News
Ben Nichols, frontman and songwriter for the long-running Memphis rock band Lucero, released the new single and music video, “The Darkness Sings,” a twangy slow burner laced with haunting electric guitar flourishes that reflects on the quiet, inescapable presence of darkness. It’s the latest single from Nichol’s sophomore solo album In the Heart of the Mountain out on July 25 via Lucero’s label Liberty & Lament. The album is one of his most personal pieces of work to date and marks his first solo release in 16 years since 2009’s acclaimed The Last Pale Light in the West.
“‘The Darkness Sings’ was an unfinished outtake from the Last Wolf in the Woods synth record I made with my stepdaughter Joslyn Milburn,” says Nichols. “That record was about a daughter saving her father from the darkness that surrounded him. This song is about a loved one having to say goodbye. The ‘Darkness’ in this version of the song isn’t necessarily portrayed as bad or good but it is there and it must be reckoned with.”
Although not a concept album like his debut solo record, The Last Pale Light in the West, the song titles of In the Heart of the Mountain read as a poem in sequence.
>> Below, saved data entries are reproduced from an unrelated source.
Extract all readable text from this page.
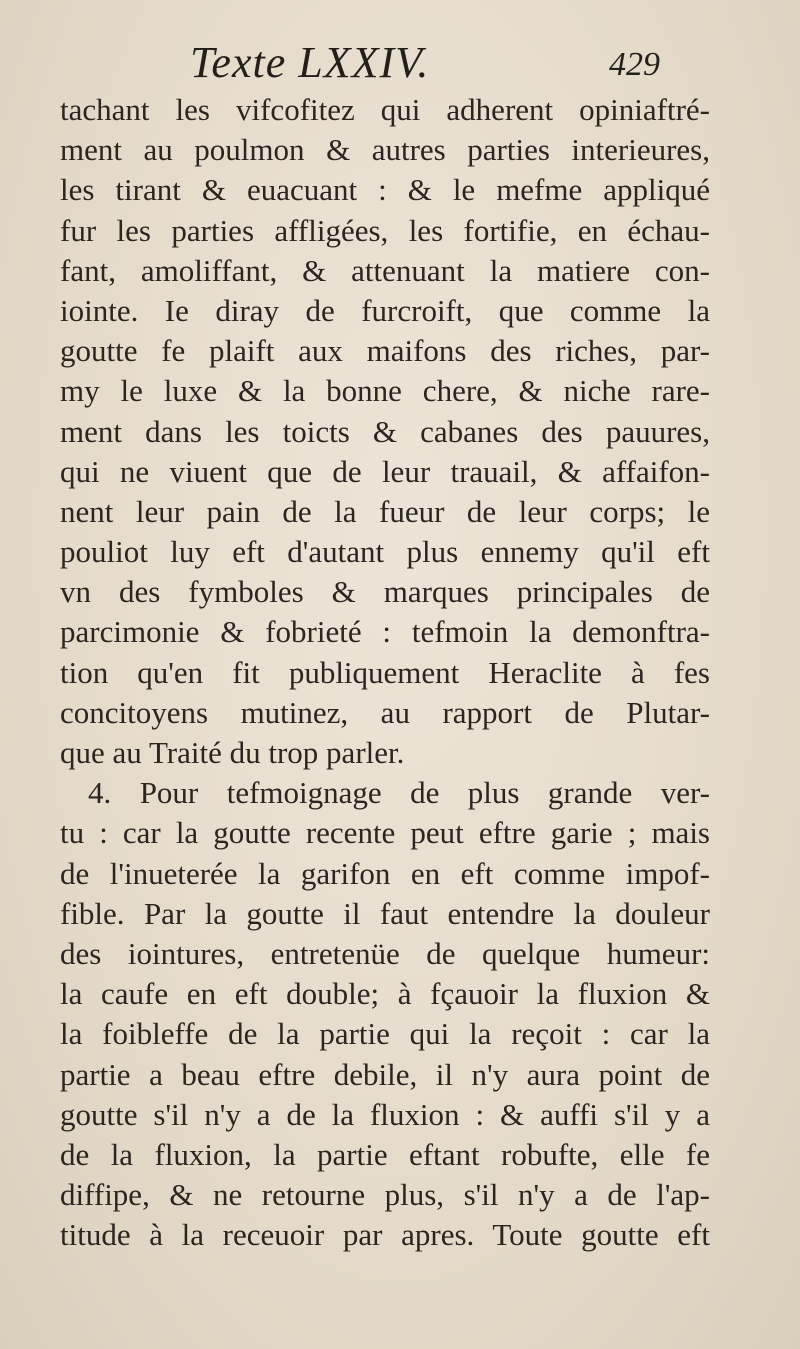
Texte LXXIV.	429
tachant les vifcofitez qui adherent opiniaftré-
ment au poulmon & autres parties interieures,
les tirant & euacuant : & le mefme appliqué
fur les parties affligées, les fortifie, en échau-
fant, amoliffant, & attenuant la matiere con-
iointe. Ie diray de furcroift, que comme la
goutte fe plaift aux maifons des riches, par-
my le luxe & la bonne chere, & niche rare-
ment dans les toicts & cabanes des pauures,
qui ne viuent que de leur trauail, & affaifon-
nent leur pain de la fueur de leur corps; le
pouliot luy eft d'autant plus ennemy qu'il eft
vn des fymboles & marques principales de
parcimonie & fobrieté : tefmoin la demonftra-
tion qu'en fit publiquement Heraclite à fes
concitoyens mutinez, au rapport de Plutar-
que au Traité du trop parler.
4. Pour tefmoignage de plus grande ver-
tu : car la goutte recente peut eftre garie ; mais
de l'inueterée la garifon en eft comme impof-
fible. Par la goutte il faut entendre la douleur
des iointures, entretenüe de quelque humeur:
la caufe en eft double; à fçauoir la fluxion &
la foibleffe de la partie qui la reçoit : car la
partie a beau eftre debile, il n'y aura point de
goutte s'il n'y a de la fluxion : & auffi s'il y a
de la fluxion, la partie eftant robufte, elle fe
diffipe, & ne retourne plus, s'il n'y a de l'ap-
titude à la receuoir par apres. Toute goutte eft
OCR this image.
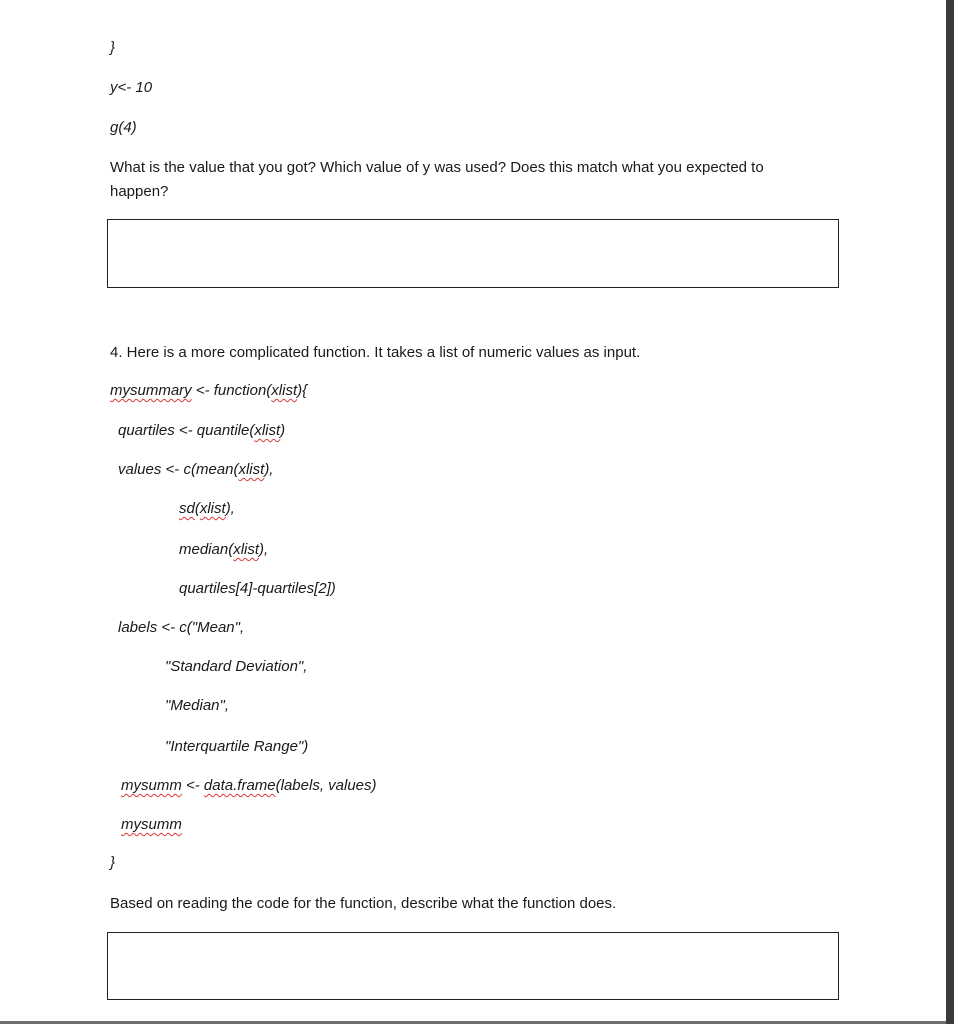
}
y<- 10
g(4)
What is the value that you got? Which value of y was used? Does this match what you expected to happen?
4. Here is a more complicated function. It takes a list of numeric values as input.
mysummary <- function(xlist){
quartiles <- quantile(xlist)
values <- c(mean(xlist),
sd(xlist),
median(xlist),
quartiles[4]-quartiles[2])
labels <- c("Mean",
"Standard Deviation",
"Median",
"Interquartile Range")
mysumm <- data.frame(labels, values)
mysumm
}
Based on reading the code for the function, describe what the function does.
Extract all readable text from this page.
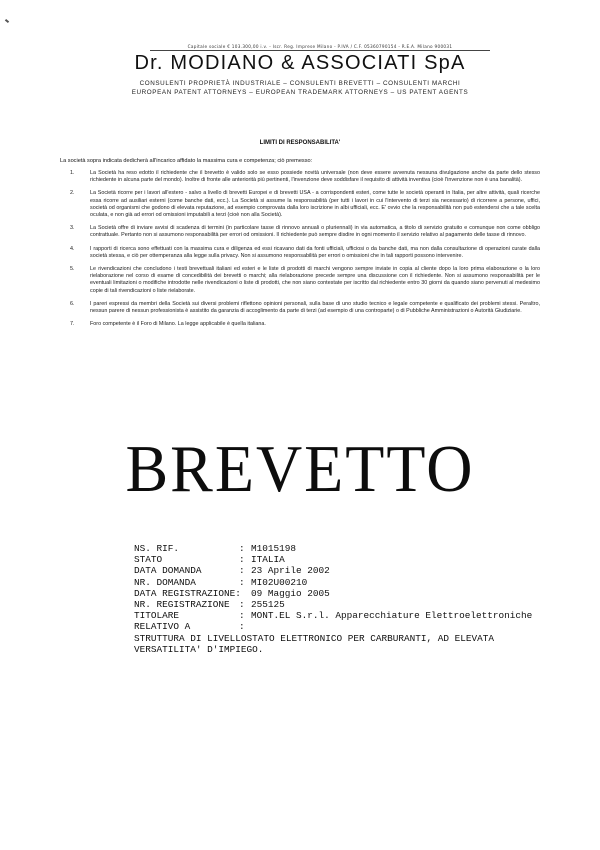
Capitale sociale € 103.300,00 i.v. - Iscr. Reg. Imprese Milano - P.IVA / C.F. 05360790154 - R.E.A. Milano 900031
Dr. MODIANO & ASSOCIATI SpA
CONSULENTI PROPRIETÀ INDUSTRIALE – CONSULENTI BREVETTI – CONSULENTI MARCHI
EUROPEAN PATENT ATTORNEYS – EUROPEAN TRADEMARK ATTORNEYS – US PATENT AGENTS
LIMITI DI RESPONSABILITA'
La società sopra indicata dedicherà all'incarico affidato la massima cura e competenza; ciò premesso:
1.	La Società ha reso edotto il richiedente che il brevetto è valido solo se esso possiede novità universale (non deve essere avvenuta nessuna divulgazione anche da parte dello stesso richiedente in alcuna parte del mondo). Inoltre di fronte alle anteriorità più pertinenti, l'invenzione deve soddisfare il requisito di attività inventiva (cioè l'invenzione non è una banalità).
2.	La Società ricorre per i lavori all'estero - salvo a livello di brevetti Europei e di brevetti USA - a corrispondenti esteri, come tutte le società operanti in Italia, per altre attività, quali ricerche essa ricorre ad ausiliari esterni (come banche dati, ecc.). La Società si assume la responsabilità (per tutti i lavori in cui l'intervento di terzi sia necessario) di ricorrere a persone, uffici, società od organismi che godono di elevata reputazione, ad esempio comprovata dalla loro iscrizione in albi ufficiali, ecc. E' ovvio che la responsabilità non può estendersi che a tale scelta oculata, e non già ad errori od omissioni imputabili a terzi (cioè non alla Società).
3.	La Società offre di inviare avvisi di scadenza di termini (in particolare tasse di rinnovo annuali o pluriennali) in via automatica, a titolo di servizio gratuito e comunque non come obbligo contrattuale. Pertanto non si assumono responsabilità per errori od omissioni. Il richiedente può sempre disdire in ogni momento il servizio relativo al pagamento delle tasse di rinnovo.
4.	I rapporti di ricerca sono effettuati con la massima cura e diligenza ed essi ricavano dati da fonti ufficiali, ufficiosi o da banche dati, ma non dalla consultazione di operazioni curate dalla società stessa, e ciò per ottemperanza alla legge sulla privacy. Non si assumono responsabilità per errori o omissioni che in tali rapporti possono intervenire.
5.	Le rivendicazioni che concludono i testi brevettuali italiani ed esteri e le liste di prodotti di marchi vengono sempre inviate in copia al cliente dopo la loro prima elaborazione o la loro rielaborazione nel corso di esame di concedibilità dei brevetti o marchi; alla rielaborazione precede sempre una discussione con il richiedente. Non si assumono responsabilità per le eventuali limitazioni o modifiche introdotte nelle rivendicazioni o liste di prodotti, che non siano contestate per iscritto dal richiedente entro 30 giorni da quando siano pervenuti al medesimo copie di tali rivendicazioni o liste rielaborate.
6.	I pareri espressi da membri della Società sui diversi problemi riflettono opinioni personali, sulla base di uno studio tecnico e legale competente e qualificato dei problemi stessi. Peraltro, nessun parere di nessun professionista è assistito da garanzia di accoglimento da parte di terzi (ad esempio di una controparte) o di Pubbliche Amministrazioni o Autorità Giudiziarie.
7.	Foro competente è il Foro di Milano. La legge applicabile è quella italiana.
BREVETTO
NS. RIF.	: M1015198
STATO	: ITALIA
DATA DOMANDA	: 23 Aprile 2002
NR. DOMANDA	: MI02U00210
DATA REGISTRAZIONE:	09 Maggio 2005
NR. REGISTRAZIONE : 255125
TITOLARE	: MONT.EL S.r.l. Apparecchiature Elettroelettroniche
RELATIVO A	:
STRUTTURA DI LIVELLOSTATO ELETTRONICO PER CARBURANTI, AD ELEVATA VERSATILITA' D'IMPIEGO.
In the heart of the mountain
The darkness sings
A bleak overture
From a western or a war movie
While the stars disappear
Fading back into the night
I’m in over my head
She’s starlight in the river
The prayer
The swamper’s lament
The devil takes his leave
“A few years ago, a stranger mailed me a copy of What About This, Collected Poems of Frank Stanford. He sent it because he knew I was from Arkansas and Stanford had lived and died in Arkansas and he thought my lyrics shared something in common with those poems. Even at the age of 50, I’ve never read much poetry, but there was something about Stanford’s writing I fell in love with. There was something alive and dangerous in his words. Nothing safe about the way he wrote. Soaked in Southern tones but not backwards, more unconventional and pushing at the edges of Southern decorum. It was mythology and everyday life, it was an exotic landscape and it was home. It was not quite like anything I’d read before.
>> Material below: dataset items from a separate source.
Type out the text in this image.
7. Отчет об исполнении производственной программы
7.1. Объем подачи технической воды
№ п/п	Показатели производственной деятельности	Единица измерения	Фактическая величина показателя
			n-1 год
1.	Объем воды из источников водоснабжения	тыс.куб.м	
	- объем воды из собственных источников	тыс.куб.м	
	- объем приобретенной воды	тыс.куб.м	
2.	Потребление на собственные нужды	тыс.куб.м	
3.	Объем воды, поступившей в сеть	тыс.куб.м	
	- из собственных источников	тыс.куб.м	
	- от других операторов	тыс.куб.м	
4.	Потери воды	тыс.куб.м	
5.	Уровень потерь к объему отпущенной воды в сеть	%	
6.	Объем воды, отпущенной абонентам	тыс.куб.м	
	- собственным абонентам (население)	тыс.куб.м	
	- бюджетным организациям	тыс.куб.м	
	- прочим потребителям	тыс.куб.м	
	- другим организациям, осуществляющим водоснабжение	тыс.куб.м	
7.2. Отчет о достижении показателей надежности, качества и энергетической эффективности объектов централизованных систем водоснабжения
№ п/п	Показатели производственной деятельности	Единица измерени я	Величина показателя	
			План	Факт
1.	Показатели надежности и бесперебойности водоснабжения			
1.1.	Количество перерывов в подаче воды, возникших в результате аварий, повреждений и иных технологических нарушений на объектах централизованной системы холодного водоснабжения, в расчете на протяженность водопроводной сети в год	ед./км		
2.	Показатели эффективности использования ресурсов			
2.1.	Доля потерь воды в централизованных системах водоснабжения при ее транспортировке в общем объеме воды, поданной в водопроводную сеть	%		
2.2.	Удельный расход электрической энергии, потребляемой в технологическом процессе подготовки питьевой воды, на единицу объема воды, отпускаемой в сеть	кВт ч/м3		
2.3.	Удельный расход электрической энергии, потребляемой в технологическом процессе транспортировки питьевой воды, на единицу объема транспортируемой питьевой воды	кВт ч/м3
Frank Stanford’s poems made me want to write in a style I’d never written in before. I’m not sure if I actually achieved that, but I ended up creating my own everyday-life-mythology of where I was from. I also ended up writing some of my favorite lyrics in years. I had a handful of guitar parts that I was holding back from the band. They were acoustic-based and had a quieter feel to them and I wasn’t ready to turn them into Lucero songs. In my head I was hearing different instrumentation and a different approach than what the band usually does. And I had these new lyrics I was working on. Before I knew it, I’d written an album’s worth of songs and fashioned the song titles into a poem unworthy of Frank Stanford but still inspired by him.”
In the Heart of the Mountain features Nichols on acoustic guitar and vocals, as well as occasional electric guitar solo and percussion. He is accompanied by Morgan Eve Swain (The Huntress and the Holder of Hands, The Devil Makes Three, Brown Bird) on violin and backing vocals, Cory Branan on electric and acoustic guitars, and Todd Beene (Chuck Ragan, Glossary) on pedal steel and electric guitars. It was recorded at Southern Grooves studio in Memphis, Tennessee with Matt Ross-Spang as the recording and mixing engineer.
“I’d say In the Heart of the Mountain is the closest I’ve come to making an album completely on my own terms,” Nichols reflects. “I had help from a great engineer and great friends who also happened to be amazing studio musicians, but it was self produced. I wrote it without input from anyone else. There were no band members to negotiate parts and approaches with. It wasn’t based on a novel or a theme. The only inspiration was that desire to create something that lived in my memories of those rivers, fields, and mountains, in that mythological Arkansas my family called home, where I grew up. I haven’t been able to get back there nearly as often as I would like.”